Characterisation of electrochemical detection of oestrogen by using yeast oestrogen binding protein
Thesis DisciplineBiological Sciences
Degree GrantorUniversity of Canterbury
Degree NameMaster of Science
Oestrogens are female sex hormones. Both natural and synthetic oestrogens have been found in many aquatic environments. There are three naturally occurring oestrogens – oestradiol, estriol and estrone. Oestradiol (correctly known as 17β oestradiol or E2) is a naturally occurring steroid hormone and is the most potent of these three. Diethylstilbestrol, dienestrol, quinestrol etc are synthetic oestrogens. These environmental steroidal and nonsteroidal oestrogens act as endocrine disruptors (EDs). Both types of oestrogens in the environmental samples can be quantified using several laboratory methods such as high pressure liquid chromatography (HPLC), gel permeation chromatography (GPC) etc. but they often require extensive training to perform. Arxula adeninivorans is biotechnologically significant dimorphic yeast with unusual characteristics. It can use a wide range of substrates and it is thermotolerant, osmotolerant and halotolerant. It is a non-pathogenic fungus and is therefore ideal for use in industrial settings. It is a source of many enzymes and a wide range of transformation platforms have been developed to enable the production of foreign proteins.
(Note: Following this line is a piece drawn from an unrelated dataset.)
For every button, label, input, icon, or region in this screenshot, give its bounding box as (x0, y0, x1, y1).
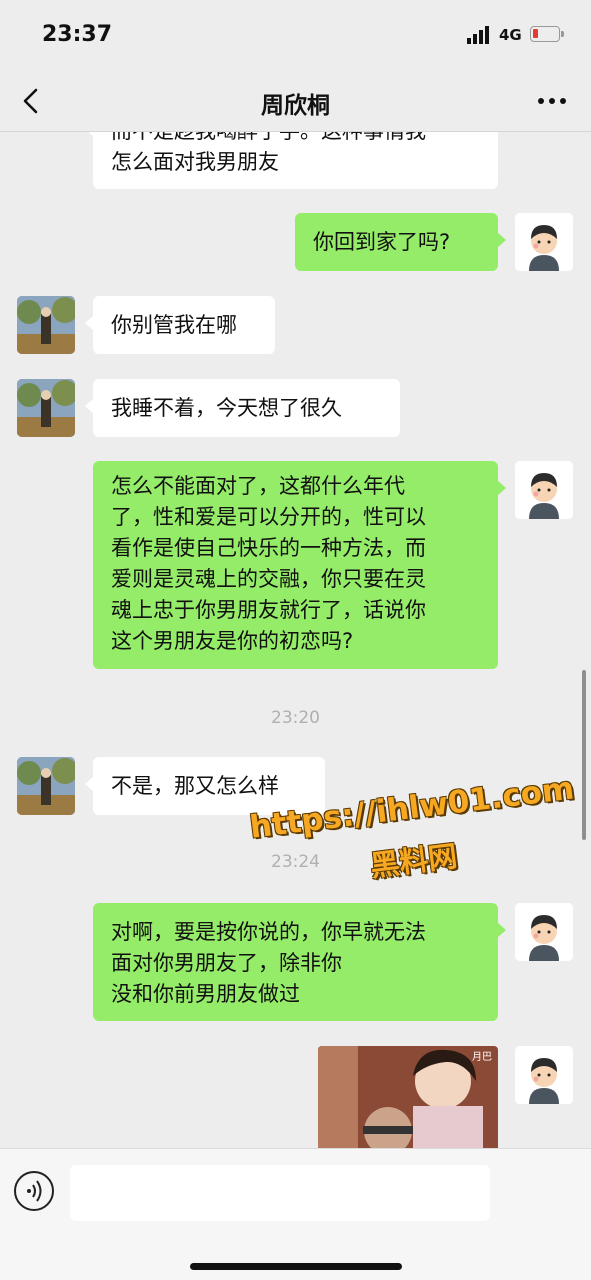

In this project, A.adeninivorans was transformed with histidine-tagged synthetic oestrogen binding protein (EBP) gene based on the Candida albicans EBP sequence. The recombinant EBP expressed in the yeast Arxula is separated using HisTrap columns. Linear sweep voltammetry was used for the detection of EBP redox responses to oestrogen in solution. A three-electrode configuration was used for all measurements [auxiliary electrode (platinum wire), reference electrode (Ag/AgCl) and working electrodes (Pt 50μm diameter micro-disc and 2 mm diameter glassy carbon)]. Electron transfer from EBP to electrodes will require the use of a mediator system and TMPD, a lipophilic mediator used in this experiment. Screen printed electrodes (SPEs) were used to detect the interaction between EBP and oestrogen. To perform experiment with SPE, EBP was immobilized on SPE using the crosslinker glutaraldehyde. Differential pulse voltammetry (DPV) was used to detect interactions of EBP and oestrogen on SPE. Immobilion N transfer membrane was impregnated with TMPD solution and electrochemistry (DPV) was performed. The purpose of using membrane is to simulate the immobilization of TMPD on SPE along with EBP for the detection of oestrogen.